As part of Black Hills' formal year-end earnings announcement, CEO David Emery said his company remains "committed to our offer for a proposed combination with NorthWestern, provided that the combination maximizes shareholder value and strengthens the long-term strategy of both companies." While outlining various operating challenges on the coal mining and generation parts of Black Hills, Emery said he is "excited about all our opportunities to expand our regional energy presence and increase shareholder returns."

Black Hills reported net income for the final quarter of last year ended Dec. 31 of $26.6 million, or 79 cents/share, compared to $19.4 million, or 59 cents/share, for the same period in 2004. Income from continuing operations was identical for last year's final quarter, but was slightly better in the fourth quarter of 2004 ($21.1 million, or 64 cents/share). For the full year in 2005, net income was $33.2 million, or $1.07/share, compared to $57.6 million, or $1.86/share, for all of 2004.
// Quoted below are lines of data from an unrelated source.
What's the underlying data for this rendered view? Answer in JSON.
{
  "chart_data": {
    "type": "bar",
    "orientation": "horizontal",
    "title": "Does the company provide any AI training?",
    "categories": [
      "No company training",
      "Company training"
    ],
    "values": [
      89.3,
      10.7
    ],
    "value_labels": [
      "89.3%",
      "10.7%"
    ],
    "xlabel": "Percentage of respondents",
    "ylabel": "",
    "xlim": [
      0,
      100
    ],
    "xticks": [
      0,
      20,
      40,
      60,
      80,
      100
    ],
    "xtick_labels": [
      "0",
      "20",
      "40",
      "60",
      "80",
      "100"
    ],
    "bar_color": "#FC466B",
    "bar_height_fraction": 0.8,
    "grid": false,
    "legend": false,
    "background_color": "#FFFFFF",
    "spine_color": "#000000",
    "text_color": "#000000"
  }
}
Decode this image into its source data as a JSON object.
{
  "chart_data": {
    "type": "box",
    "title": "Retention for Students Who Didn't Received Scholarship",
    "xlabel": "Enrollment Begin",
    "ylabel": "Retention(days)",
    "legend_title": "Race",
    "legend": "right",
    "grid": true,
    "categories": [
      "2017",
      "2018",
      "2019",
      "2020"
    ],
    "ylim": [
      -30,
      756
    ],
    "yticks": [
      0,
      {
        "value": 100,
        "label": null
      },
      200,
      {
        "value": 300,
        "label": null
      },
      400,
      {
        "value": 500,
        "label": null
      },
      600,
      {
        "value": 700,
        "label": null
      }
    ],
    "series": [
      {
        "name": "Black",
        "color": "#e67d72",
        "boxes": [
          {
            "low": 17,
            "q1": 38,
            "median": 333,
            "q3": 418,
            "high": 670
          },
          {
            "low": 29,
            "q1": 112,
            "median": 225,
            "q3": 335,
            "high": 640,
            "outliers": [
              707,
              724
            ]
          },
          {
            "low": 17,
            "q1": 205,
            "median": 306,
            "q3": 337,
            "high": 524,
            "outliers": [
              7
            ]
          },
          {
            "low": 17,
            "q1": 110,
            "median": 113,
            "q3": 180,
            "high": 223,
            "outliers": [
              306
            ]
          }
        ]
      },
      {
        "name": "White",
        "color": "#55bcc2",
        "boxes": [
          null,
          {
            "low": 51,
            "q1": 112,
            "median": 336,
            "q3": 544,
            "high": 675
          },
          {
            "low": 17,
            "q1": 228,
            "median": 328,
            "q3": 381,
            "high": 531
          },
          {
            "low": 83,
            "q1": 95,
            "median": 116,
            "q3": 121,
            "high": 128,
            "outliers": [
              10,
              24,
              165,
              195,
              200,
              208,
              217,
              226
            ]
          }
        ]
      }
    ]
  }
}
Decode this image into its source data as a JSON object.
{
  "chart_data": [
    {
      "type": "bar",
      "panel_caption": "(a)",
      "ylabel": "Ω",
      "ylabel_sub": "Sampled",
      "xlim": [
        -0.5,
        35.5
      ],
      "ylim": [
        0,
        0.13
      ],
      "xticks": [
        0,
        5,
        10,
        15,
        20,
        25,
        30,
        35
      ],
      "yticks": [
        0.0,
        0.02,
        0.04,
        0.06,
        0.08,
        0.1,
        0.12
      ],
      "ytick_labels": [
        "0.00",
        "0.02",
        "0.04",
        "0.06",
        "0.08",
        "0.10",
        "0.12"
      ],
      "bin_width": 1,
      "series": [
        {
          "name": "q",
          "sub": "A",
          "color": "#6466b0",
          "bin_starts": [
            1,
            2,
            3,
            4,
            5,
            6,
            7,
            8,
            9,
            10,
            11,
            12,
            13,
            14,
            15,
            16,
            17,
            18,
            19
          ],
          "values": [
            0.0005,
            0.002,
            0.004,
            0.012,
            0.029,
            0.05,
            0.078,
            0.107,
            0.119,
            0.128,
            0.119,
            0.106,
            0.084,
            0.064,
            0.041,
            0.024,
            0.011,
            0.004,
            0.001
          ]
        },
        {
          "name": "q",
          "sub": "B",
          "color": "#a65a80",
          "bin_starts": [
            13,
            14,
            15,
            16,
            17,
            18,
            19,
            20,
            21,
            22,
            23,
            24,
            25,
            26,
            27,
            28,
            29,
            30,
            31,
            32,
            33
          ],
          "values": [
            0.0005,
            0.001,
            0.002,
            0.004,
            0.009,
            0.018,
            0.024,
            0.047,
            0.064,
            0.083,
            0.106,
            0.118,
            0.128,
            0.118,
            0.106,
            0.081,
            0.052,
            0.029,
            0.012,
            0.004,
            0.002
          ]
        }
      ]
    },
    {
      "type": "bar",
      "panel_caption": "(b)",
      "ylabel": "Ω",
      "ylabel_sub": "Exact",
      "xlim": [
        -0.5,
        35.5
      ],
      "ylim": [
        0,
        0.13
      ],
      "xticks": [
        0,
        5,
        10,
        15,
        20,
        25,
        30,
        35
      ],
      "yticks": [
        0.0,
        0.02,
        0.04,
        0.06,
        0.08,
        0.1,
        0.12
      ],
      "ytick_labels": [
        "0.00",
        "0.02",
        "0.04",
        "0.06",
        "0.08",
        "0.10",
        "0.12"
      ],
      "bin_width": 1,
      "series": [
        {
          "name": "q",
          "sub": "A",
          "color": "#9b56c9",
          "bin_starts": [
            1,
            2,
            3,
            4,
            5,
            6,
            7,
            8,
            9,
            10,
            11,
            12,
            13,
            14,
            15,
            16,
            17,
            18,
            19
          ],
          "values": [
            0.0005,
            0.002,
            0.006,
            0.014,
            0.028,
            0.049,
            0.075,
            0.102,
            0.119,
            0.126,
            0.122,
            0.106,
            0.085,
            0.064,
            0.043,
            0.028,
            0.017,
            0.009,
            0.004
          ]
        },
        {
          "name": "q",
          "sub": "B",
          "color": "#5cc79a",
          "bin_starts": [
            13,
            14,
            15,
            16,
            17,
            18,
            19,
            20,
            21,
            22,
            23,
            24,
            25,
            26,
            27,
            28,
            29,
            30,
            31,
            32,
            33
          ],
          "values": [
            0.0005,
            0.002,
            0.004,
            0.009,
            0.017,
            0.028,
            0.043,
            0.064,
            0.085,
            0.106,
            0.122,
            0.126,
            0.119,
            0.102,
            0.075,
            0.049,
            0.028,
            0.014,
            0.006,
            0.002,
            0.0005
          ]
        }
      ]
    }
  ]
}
Six factors most directly affected profits from continuing operations in the fourth quarter, Black Hills reported, with three of the items being positive and carrying the greatest per-share impact. Cumulatively, the company reported three declines of 16 cents/share for reduced oil/gas production earnings, lower power generation earnings and bigger corporate losses last quarter compared to the same period in 2004. On the positive side, a cumulative increase of 33 cents/share resulted in increased earnings in three other areas: energy marketing, retail services and coal mining.

Emery touted "strong earnings" in the fourth quarter, due primarily what he called "a solid performance in energy marketing." For the year overall, there were "record oil/gas production and earnings, the start of construction on a new coal-fired generation plant, and an expanded asset base through acquisitions." On the utility side, there was record new customer growth, too, Emery said.

"Marketing operations benefited from robust and volatile natural gas market conditions that created solid margins during the fourth quarter." Emery said there was a near-tripling of earnings from storage, transportation and producer services marketing. "Our coal mining and utility operations also contributed to the earnings increase," he said.